While the most prominent functionality of the CDK lies around small organic molecules,
there is support for protein structures too. Of course, protein are just large
organic molecules, and the IAtomContainer
can simply be used. The same holds
for DNA strands. However, there is more extensive support for protein and
DNA in the CDK, and this chapter will outline some of that.
The core interface is the IBioPolymer
interface, which is derived from an
IAtomContainer. Figure 8.1 shows its hierarchy.

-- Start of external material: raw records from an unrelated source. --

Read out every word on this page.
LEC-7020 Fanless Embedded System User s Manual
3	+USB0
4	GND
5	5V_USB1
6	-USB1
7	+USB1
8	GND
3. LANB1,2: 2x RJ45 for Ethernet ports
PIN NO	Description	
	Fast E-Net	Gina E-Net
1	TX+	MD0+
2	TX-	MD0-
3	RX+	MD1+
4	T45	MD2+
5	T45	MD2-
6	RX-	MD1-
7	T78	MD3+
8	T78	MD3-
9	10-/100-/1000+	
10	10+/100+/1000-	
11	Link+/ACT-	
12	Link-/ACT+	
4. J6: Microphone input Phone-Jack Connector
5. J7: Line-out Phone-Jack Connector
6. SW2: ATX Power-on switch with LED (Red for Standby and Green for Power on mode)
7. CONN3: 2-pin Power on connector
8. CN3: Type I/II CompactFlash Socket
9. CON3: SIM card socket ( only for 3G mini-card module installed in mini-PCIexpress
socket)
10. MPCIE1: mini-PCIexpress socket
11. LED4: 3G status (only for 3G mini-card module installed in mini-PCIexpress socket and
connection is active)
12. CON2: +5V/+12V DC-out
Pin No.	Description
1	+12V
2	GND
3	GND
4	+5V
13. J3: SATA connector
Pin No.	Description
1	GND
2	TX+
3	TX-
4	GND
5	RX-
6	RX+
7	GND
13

Figure 8.1: The IBioPolymer interface extends the IPolymer interface, which extends the IAtomContainer interface.
One straightforward way to create protein and DNA structures is to read them from
PDB files [1]. Chapter 12 explains how files are read in general. For PDB files,
the PDBReader
should be used. A code example showing how to use this reader
is given by Script 11.13.
Of course, we can also read PDB files from a local disc. The results are read into
a IChemFile
. from which the first IAtomContainer is the IBioPolymer. For example,
we can read crambin [2]:
Script 7.1 code/ProteinFromFile.groovy
reader = new PDBReader(
new FileReader("data/1CRN.pdb")
);
file = reader.read(new ChemFile());
crambin = ChemFileManipulator
.getAllAtomContainers(file)
.get(0)
println "Crambin has " + crambin.atomCount +
" atoms."
Which returns:
Crambin has 327 atoms.
It is also possible to create an protein data structure starting from a sequence
with the ProteinBuilder
class:
Script 7.2 code/ProteinFromSequence.groovy
crambin = ProteinBuilderTool.createProtein(
"TTCCPSIVARSNFNVCRLPGTPEA" +
"ICATYTGCIIIPGATCPGDYAN"
);
println "Crambin has " + crambin.atomCount +
" atoms."
Because a IBioPolymer extends the IAtomContainer interface, we can simply query for the number of atoms, as done here. The scripts returns us:
Crambin has 327 atoms.
The IBioPolymer
interface is modeled after PDB files, those being their primary
use case. Therefore, the data structure can hold atoms part of proteins, hetero atoms,
solvents, etc. The atoms in the protein structure itself, are also part of a monomer,
but also of strands, which consist of a sequence of polymers. So, a BioPolymer is not a single polymeric molecule.
There are access methods for the strand information we can use to iterate over the sequence of a biopolymer:
Script 7.3 code/ProteinStrands.groovy
println "Crambin has " +
crambin.strandCount + " strand(s)"
for (name in crambin.strandNames) {
print " strand " + name
strand = crambin.getStrand(name)
println " has " + strand.atomCount +
" atoms"
}
This returns a list of strands and the number of atoms per strand.
Crambin has 1 strand(s)
strand A has 327 atoms
Each strand consists of a sequence monomers, over which we can iterate:
Script 7.4 code/ProteinMonomers.groovy
strand = crambin.getStrand("A")
for (name in crambin.monomerNames) {
println "monomer " + name
}
The full script has some hidden code to only list the first few monomers:
monomer GLYA20
monomer ALAA24
monomer ALAA9
monomer ARGA17
monomer LEUA18
monomer PROA19
monomer CYSA16
monomer ARGA10
...
The IStrand
and IMonomer
interfaces provide functionality to access
specific properties, but also extend the IAtomContainer
interface, as depicted
in Figure 8.2. Both provide access to a name for the entity as
well as a type:
Script 7.5 code/BioNameType.groovy
strand = crambin.getStrand("A")
println "Strand name: " + strand.strandName
println " type: " + strand.strandType
monomer = strand.getMonomer("ALAA9")
println "Monomer name: " + monomer.monomerName
println " type: " + monomer.monomerType
Using these methods, we get some additional information about the strands and monomers:
Strand name: A
type: null
Monomer name: ALAA9
type: ALA
Figure 8.2: The IStrand and IMonomer interfaces extend the IAtomContainer interface.